Может кто сталкивался, подскажите что можно сделать.
Суть проблемы в следующем.
Имеется сеть и инетовский канал доступа. Канал пролегает через туннель, поскольку в сетке ходят локальные адреса.На двух концах по маршрутизатору.
Все вроде бы замечательно. Туннель работает, юзера получают инет.
Однако периодически возникает проблема с доступом по www. Большая часть сайтов открывается нормально, за исключением некоторой группы.
Выражается это в соединении, посылке запроса который уходит в неизвестность.
Сам уже сообразил, что проблемы могут быть с MTU. На туннеле стоит соответственно 1480. У себя на машине ставлю на интерфейсе MTU 1480 - все нормально.
Но как это побороть глобально?
ping <флаг_не_фрагментировать> <размер_mtu> <плохой_сайт>Поиграй с разными mtu - сам поймешь
>ping <флаг_не_фрагментировать> <размер_mtu> <плохой_сайт>
>
>Поиграй с разными mtu - сам поймешьПопробовал, ну с ping'ом все понятно при размере пакета большем 1480 не фрагментированный пакет не проходит ping в этом случае, заявляет:
ping: local error: Message too long, mtu=1480
Меньше - пожалуйста, но проблема в том как обеспечить юзерам доступ к этим сайтам из сети. С сервера на который выходит туннель все видно прекрасно. Увеличение MTU на туннеле результата не дает. Или наоборот уменьшать?
>С сервера на который выходит туннель все
>видно прекрасно.Тогда рассказывай как юзеры выходят в инет. NAT? proxy? какой туннель?

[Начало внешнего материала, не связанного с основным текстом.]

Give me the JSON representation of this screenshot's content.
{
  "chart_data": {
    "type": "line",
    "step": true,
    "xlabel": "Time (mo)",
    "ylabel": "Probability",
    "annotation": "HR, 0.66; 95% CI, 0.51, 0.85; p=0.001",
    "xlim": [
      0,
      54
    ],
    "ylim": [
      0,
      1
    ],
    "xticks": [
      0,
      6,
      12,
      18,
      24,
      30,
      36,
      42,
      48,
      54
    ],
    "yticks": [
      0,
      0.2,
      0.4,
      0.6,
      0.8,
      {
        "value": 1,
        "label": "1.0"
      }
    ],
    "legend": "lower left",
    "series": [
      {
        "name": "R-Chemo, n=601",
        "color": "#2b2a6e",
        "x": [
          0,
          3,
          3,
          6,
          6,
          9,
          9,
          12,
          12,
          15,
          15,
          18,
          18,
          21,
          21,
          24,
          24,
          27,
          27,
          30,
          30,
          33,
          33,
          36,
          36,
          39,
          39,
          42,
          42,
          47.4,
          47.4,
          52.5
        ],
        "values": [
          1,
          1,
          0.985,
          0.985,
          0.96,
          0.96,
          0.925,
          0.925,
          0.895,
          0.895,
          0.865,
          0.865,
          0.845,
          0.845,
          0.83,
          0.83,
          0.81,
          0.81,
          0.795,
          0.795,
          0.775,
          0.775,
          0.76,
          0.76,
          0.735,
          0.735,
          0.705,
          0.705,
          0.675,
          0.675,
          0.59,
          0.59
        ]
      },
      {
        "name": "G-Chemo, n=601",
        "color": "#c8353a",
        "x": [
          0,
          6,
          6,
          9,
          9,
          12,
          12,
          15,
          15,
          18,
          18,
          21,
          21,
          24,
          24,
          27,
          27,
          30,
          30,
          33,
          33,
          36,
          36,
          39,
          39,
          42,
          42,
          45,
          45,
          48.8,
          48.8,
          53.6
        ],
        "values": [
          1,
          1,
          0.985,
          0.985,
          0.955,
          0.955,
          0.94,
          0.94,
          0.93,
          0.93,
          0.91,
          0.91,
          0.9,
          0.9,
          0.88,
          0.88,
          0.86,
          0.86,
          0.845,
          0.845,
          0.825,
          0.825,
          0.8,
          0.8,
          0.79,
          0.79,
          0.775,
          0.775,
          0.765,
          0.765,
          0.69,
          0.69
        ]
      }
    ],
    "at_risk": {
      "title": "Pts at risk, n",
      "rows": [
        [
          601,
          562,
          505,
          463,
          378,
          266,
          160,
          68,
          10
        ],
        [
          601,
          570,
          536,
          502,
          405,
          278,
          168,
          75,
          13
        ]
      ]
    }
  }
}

А еще попробуй нефрагментированный ping с разными mtu с рабочей станции
>>С сервера на который выходит туннель все
>>видно прекрасно.
>
>Тогда рассказывай как юзеры выходят в инет. NAT? proxy? какой туннель?
>
>А еще попробуй нефрагментированный ping с разными mtu с рабочей станцииТуннель типа ipip лежит от основного сервера до граничного с провайдером маршрутизатора. На внешнем его интерфейсе нормальный инетовский адрес, на внутреннем - локальный. Между ними в сети ходят локальные ("левые") адреса.
Юзера работают через NAT (iptables) на этом сервере. Причем тем из них кому нужно "полное" присутствие в инете (имеется свой сервер) выдается свой инетовский адрес и двухсторонний NAT для этого адреса (source и destination). Остальные работают в общей куче. Физически адреса висят в виде алиасов на интерфейсе. Не очень рационально конечно но в общем работает.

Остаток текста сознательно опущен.